La revisione delle sanzioni penali
Più nel dettaglio le aree di revisione coinvolgono la fattispecie
-della dichiarazione fraudolenta, mediante fatture o altri documenti per operazioni inesistenti ovvero attraverso altri artifici: viene prevista l'elisione dell'aggettivo “annuale”, riferito alle dichiarazioni, rendendo configurabile il reato non solo nelle dichiarazioni annuali ma in qualsiasi dichiarazione presentata dal contribuente;
-della dichiarazione infedele: viene innalzata la soglia di rilevanza penale e sono introdotte nuove esimenti che escludono dalla rilevanza penale buona parte della cosiddetta “evasione da interpretazione”; vi è il rischio che la sussistenza o meno delle esimenti debba essere provata in sede di giudizio obbligando i contribuenti ad intraprendere la via giudiziaria mentre sarebbe stata più aderente alla delega una totale depenalizzazione della dichiarazione infedele (non caratterizzata, quindi, da frode);
-della dichiarazione omessa;
-della distruzione od occultamento dei documenti contabili: viene inasprito il trattamento sanzionatorio, passandosi dall'attuale range che contempla la pena da sei mesi a cinque anni di reclusione alla più rigorosa previsione che contempla un minimo di un anno e sei mesi ed un massimo di sei anni;
-dell'omesso versamento iva: viene elevata la soglia quantitativa a partire dalla quale scatta la punibilità del delitto (ammontare di imposta superiore a “euro duecentocinquantamila” per ciascun periodo d'imposta), soglia attualmente stabilita in 50.000 euro.
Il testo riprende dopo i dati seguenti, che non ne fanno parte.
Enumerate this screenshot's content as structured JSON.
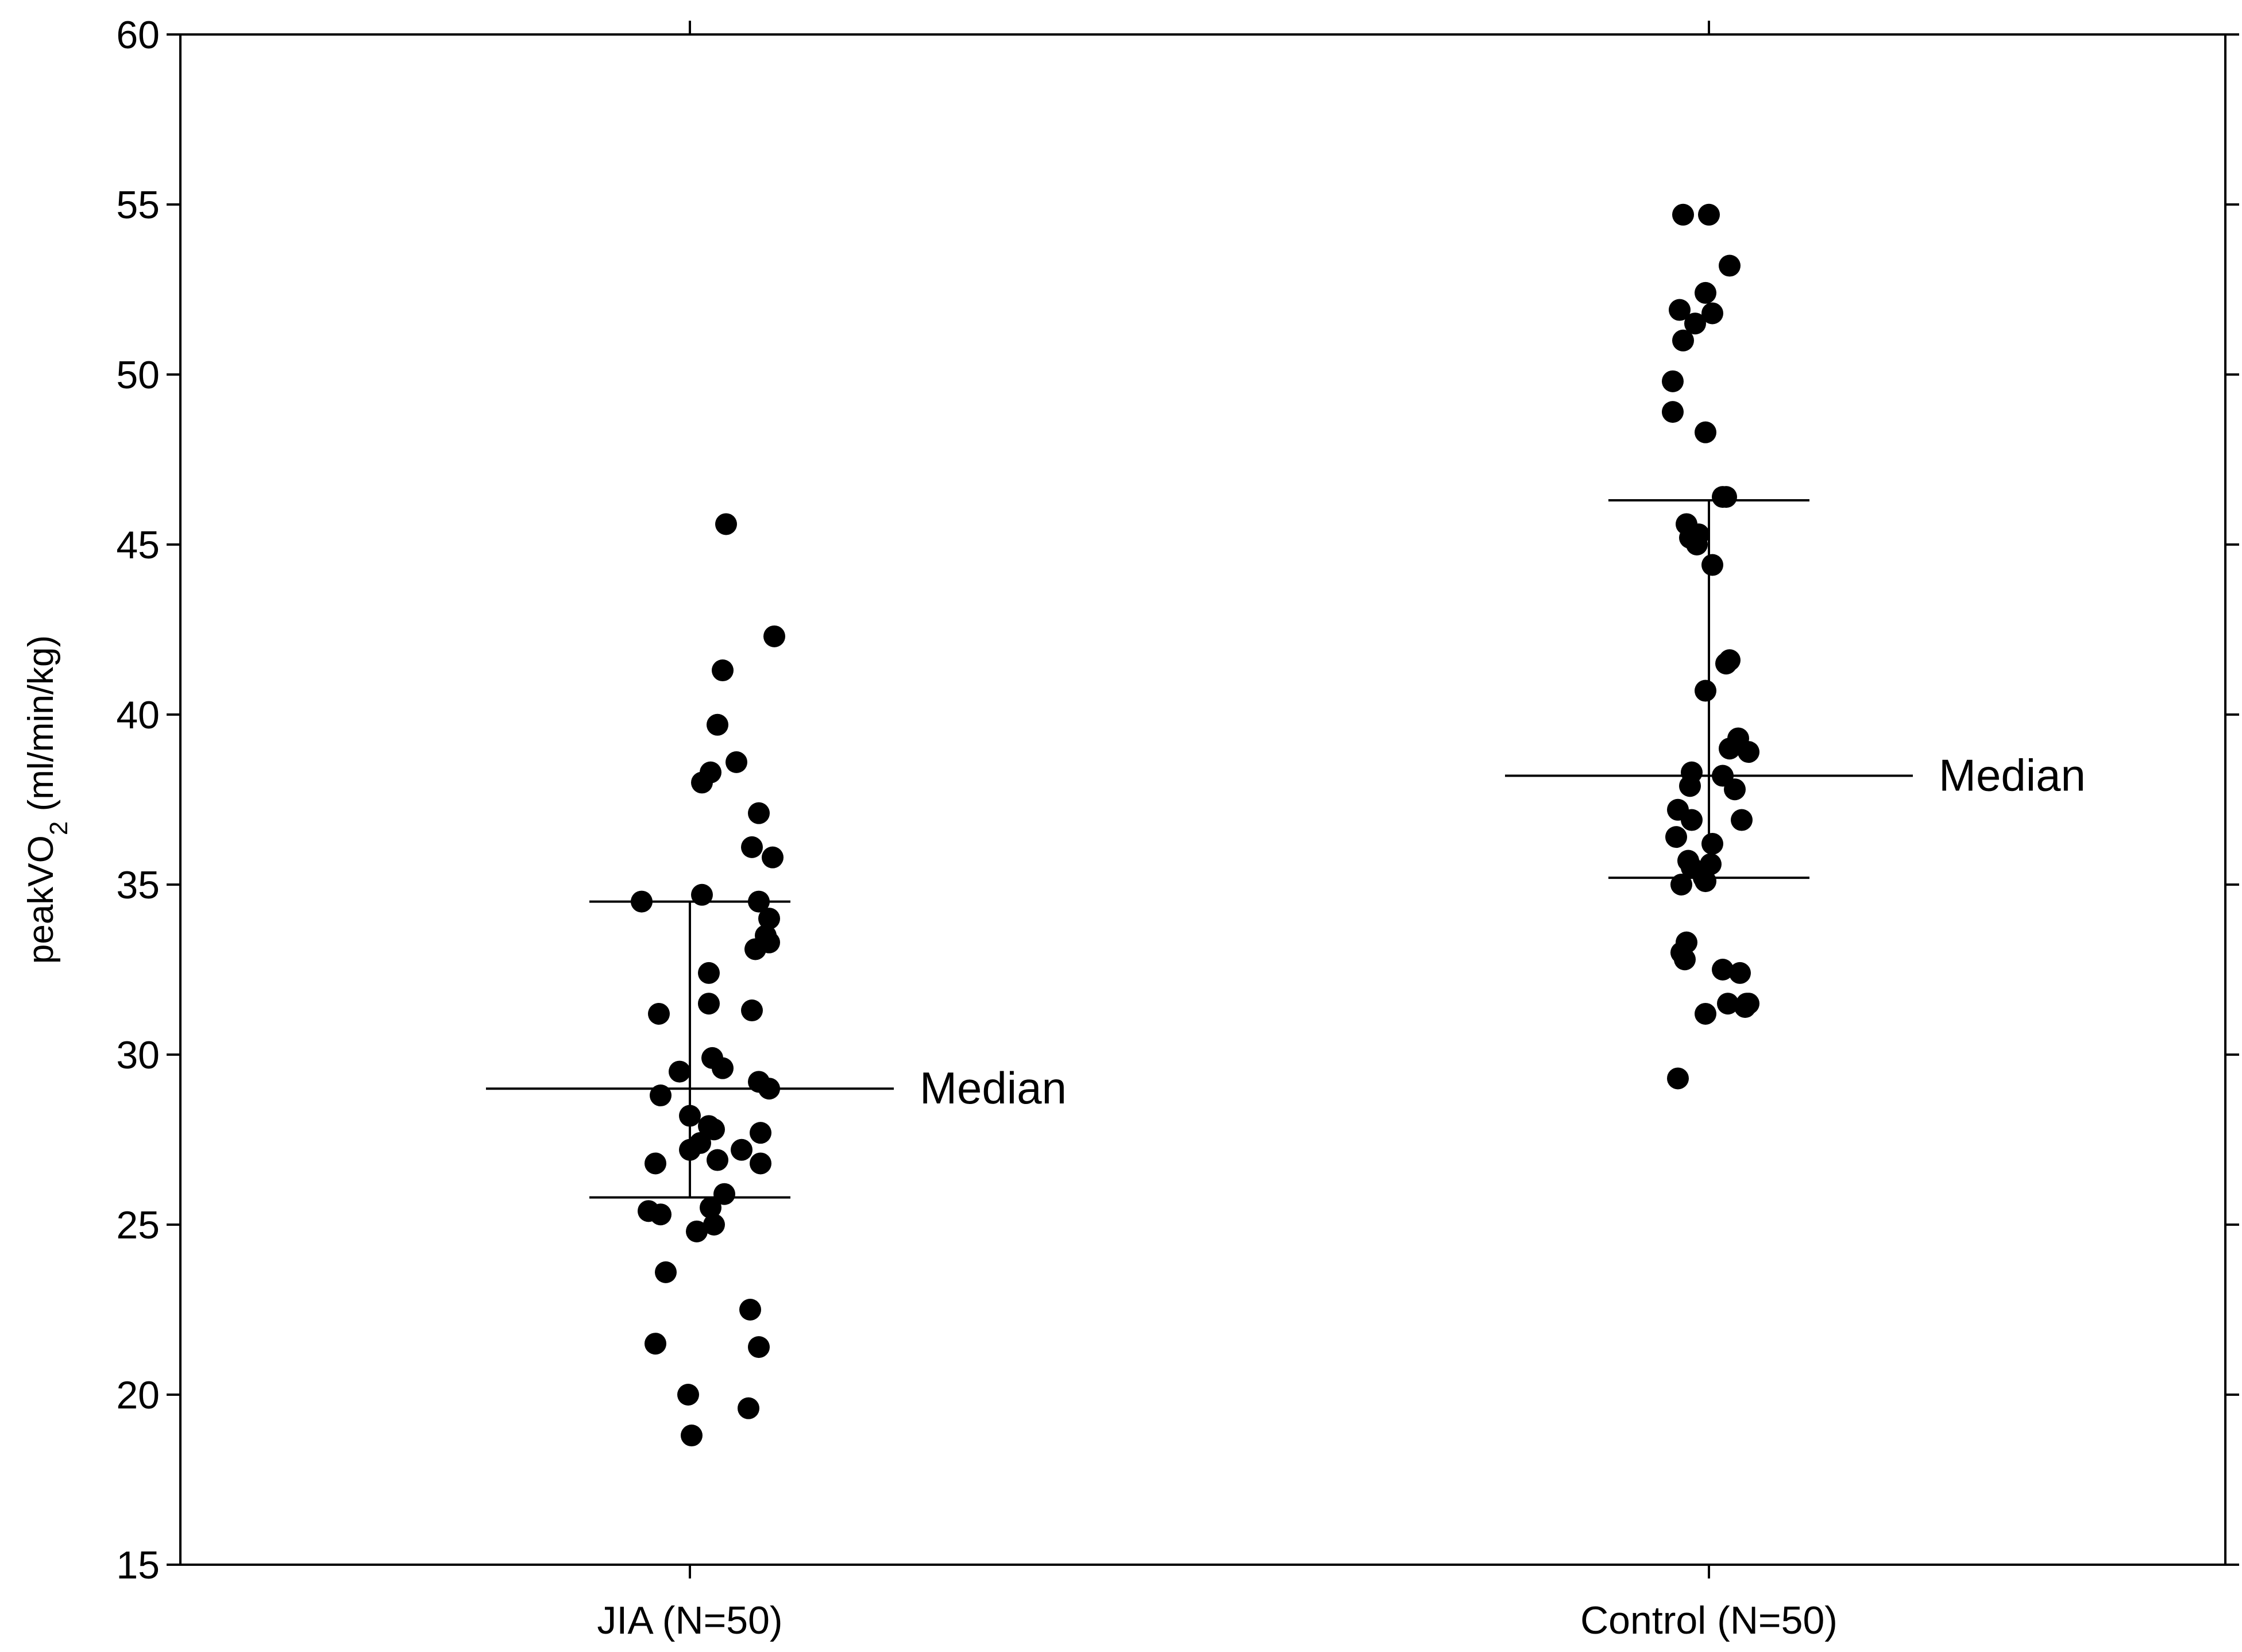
{
  "chart_data": {
    "type": "scatter",
    "title": "",
    "ylabel": {
      "main": "peakVO",
      "sub": "2",
      "rest": " (ml/min/kg)"
    },
    "xlabel": "",
    "ylim": [
      15,
      60
    ],
    "yticks": [
      15,
      20,
      25,
      30,
      35,
      40,
      45,
      50,
      55,
      60
    ],
    "grid": false,
    "groups": [
      {
        "label": "JIA (N=50)",
        "median": 29.0,
        "q1": 25.8,
        "q3": 34.5,
        "median_label": "Median",
        "points": [
          {
            "j": -0.28,
            "y": 34.5
          },
          {
            "j": 0.07,
            "y": 34.7
          },
          {
            "j": 0.4,
            "y": 34.5
          },
          {
            "j": 0.21,
            "y": 45.6
          },
          {
            "j": 0.49,
            "y": 42.3
          },
          {
            "j": 0.19,
            "y": 41.3
          },
          {
            "j": 0.16,
            "y": 39.7
          },
          {
            "j": 0.12,
            "y": 38.3
          },
          {
            "j": 0.07,
            "y": 38.0
          },
          {
            "j": 0.27,
            "y": 38.6
          },
          {
            "j": 0.4,
            "y": 37.1
          },
          {
            "j": 0.36,
            "y": 36.1
          },
          {
            "j": 0.48,
            "y": 35.8
          },
          {
            "j": 0.46,
            "y": 34.0
          },
          {
            "j": 0.44,
            "y": 33.5
          },
          {
            "j": 0.38,
            "y": 33.1
          },
          {
            "j": 0.46,
            "y": 33.3
          },
          {
            "j": 0.11,
            "y": 32.4
          },
          {
            "j": 0.11,
            "y": 31.5
          },
          {
            "j": -0.18,
            "y": 31.2
          },
          {
            "j": 0.36,
            "y": 31.3
          },
          {
            "j": 0.13,
            "y": 29.9
          },
          {
            "j": 0.19,
            "y": 29.6
          },
          {
            "j": -0.06,
            "y": 29.5
          },
          {
            "j": 0.4,
            "y": 29.2
          },
          {
            "j": 0.46,
            "y": 29.0
          },
          {
            "j": -0.17,
            "y": 28.8
          },
          {
            "j": 0.0,
            "y": 28.2
          },
          {
            "j": 0.11,
            "y": 27.9
          },
          {
            "j": 0.14,
            "y": 27.8
          },
          {
            "j": 0.06,
            "y": 27.4
          },
          {
            "j": 0.0,
            "y": 27.2
          },
          {
            "j": 0.3,
            "y": 27.2
          },
          {
            "j": 0.16,
            "y": 26.9
          },
          {
            "j": 0.41,
            "y": 27.7
          },
          {
            "j": -0.2,
            "y": 26.8
          },
          {
            "j": 0.41,
            "y": 26.8
          },
          {
            "j": 0.2,
            "y": 25.9
          },
          {
            "j": 0.12,
            "y": 25.5
          },
          {
            "j": -0.24,
            "y": 25.4
          },
          {
            "j": -0.17,
            "y": 25.3
          },
          {
            "j": 0.04,
            "y": 24.8
          },
          {
            "j": 0.14,
            "y": 25.0
          },
          {
            "j": -0.14,
            "y": 23.6
          },
          {
            "j": 0.35,
            "y": 22.5
          },
          {
            "j": -0.2,
            "y": 21.5
          },
          {
            "j": 0.4,
            "y": 21.4
          },
          {
            "j": -0.01,
            "y": 20.0
          },
          {
            "j": 0.34,
            "y": 19.6
          },
          {
            "j": 0.01,
            "y": 18.8
          }
        ]
      },
      {
        "label": "Control (N=50)",
        "median": 38.2,
        "q1": 35.2,
        "q3": 46.3,
        "median_label": "Median",
        "points": [
          {
            "j": -0.15,
            "y": 54.7
          },
          {
            "j": 0.0,
            "y": 54.7
          },
          {
            "j": 0.12,
            "y": 53.2
          },
          {
            "j": -0.17,
            "y": 51.9
          },
          {
            "j": -0.02,
            "y": 52.4
          },
          {
            "j": 0.02,
            "y": 51.8
          },
          {
            "j": -0.08,
            "y": 51.5
          },
          {
            "j": -0.15,
            "y": 51.0
          },
          {
            "j": -0.21,
            "y": 49.8
          },
          {
            "j": -0.21,
            "y": 48.9
          },
          {
            "j": -0.02,
            "y": 48.3
          },
          {
            "j": 0.08,
            "y": 46.4
          },
          {
            "j": 0.1,
            "y": 46.4
          },
          {
            "j": -0.13,
            "y": 45.6
          },
          {
            "j": -0.11,
            "y": 45.2
          },
          {
            "j": -0.07,
            "y": 45.0
          },
          {
            "j": -0.06,
            "y": 45.3
          },
          {
            "j": 0.02,
            "y": 44.4
          },
          {
            "j": 0.1,
            "y": 41.5
          },
          {
            "j": 0.12,
            "y": 41.6
          },
          {
            "j": -0.02,
            "y": 40.7
          },
          {
            "j": 0.17,
            "y": 39.3
          },
          {
            "j": 0.23,
            "y": 38.9
          },
          {
            "j": 0.12,
            "y": 39.0
          },
          {
            "j": -0.1,
            "y": 38.3
          },
          {
            "j": 0.08,
            "y": 38.2
          },
          {
            "j": 0.15,
            "y": 37.8
          },
          {
            "j": -0.11,
            "y": 37.9
          },
          {
            "j": -0.18,
            "y": 37.2
          },
          {
            "j": -0.1,
            "y": 36.9
          },
          {
            "j": 0.19,
            "y": 36.9
          },
          {
            "j": -0.19,
            "y": 36.4
          },
          {
            "j": 0.02,
            "y": 36.2
          },
          {
            "j": -0.12,
            "y": 35.7
          },
          {
            "j": 0.01,
            "y": 35.6
          },
          {
            "j": -0.1,
            "y": 35.5
          },
          {
            "j": -0.03,
            "y": 35.2
          },
          {
            "j": -0.02,
            "y": 35.1
          },
          {
            "j": -0.16,
            "y": 35.0
          },
          {
            "j": -0.13,
            "y": 33.3
          },
          {
            "j": -0.16,
            "y": 33.0
          },
          {
            "j": -0.14,
            "y": 32.8
          },
          {
            "j": 0.08,
            "y": 32.5
          },
          {
            "j": 0.18,
            "y": 32.4
          },
          {
            "j": 0.11,
            "y": 31.5
          },
          {
            "j": 0.21,
            "y": 31.4
          },
          {
            "j": 0.22,
            "y": 31.5
          },
          {
            "j": 0.23,
            "y": 31.5
          },
          {
            "j": -0.02,
            "y": 31.2
          },
          {
            "j": -0.18,
            "y": 29.3
          }
        ]
      }
    ]
  }
}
Nessuna modifica, invece, riguarda l'entità della pena, rimasta identica a quella vigente (reclusione da sei mesi a due anni).
-dell'indebita compensazione: l'art. 9 del decreto modifica il reato di indebita compensazione (distinto rispetto alla fattispecie della compensazione eccedente il limite) introducendo una soglia quantitativa. Nella nuova previsione viene punito l'utilizzo in compensazione di crediti non spettanti o inesistenti per un importo annuo “superiore ai cinquantamila euro”. Varia l'entità della pena: reclusione da sei mesi a due anni per i crediti non spettanti, elevata da un anno e sei mesi a sei anni contro la prassi del cosiddetto “F24-bancomat” relativo ai crediti inesistenti.
Sostituti d'imposta e Omesso versamento di ritenute certificate
L'art. 7 del decreto introduce alcune sensibili modifiche al reato previsto dall'art. 10-bis, D.Lgs. n. 74/2000 ampliando il reato ai sostituti d'imposta che:
-omettano il versamento delle ritenute “risultanti dalla certificazione rilasciata ai sostituiti” ovvero
-risultino debitore di ritenute “dovute sulla base della stessa dichiarazione”.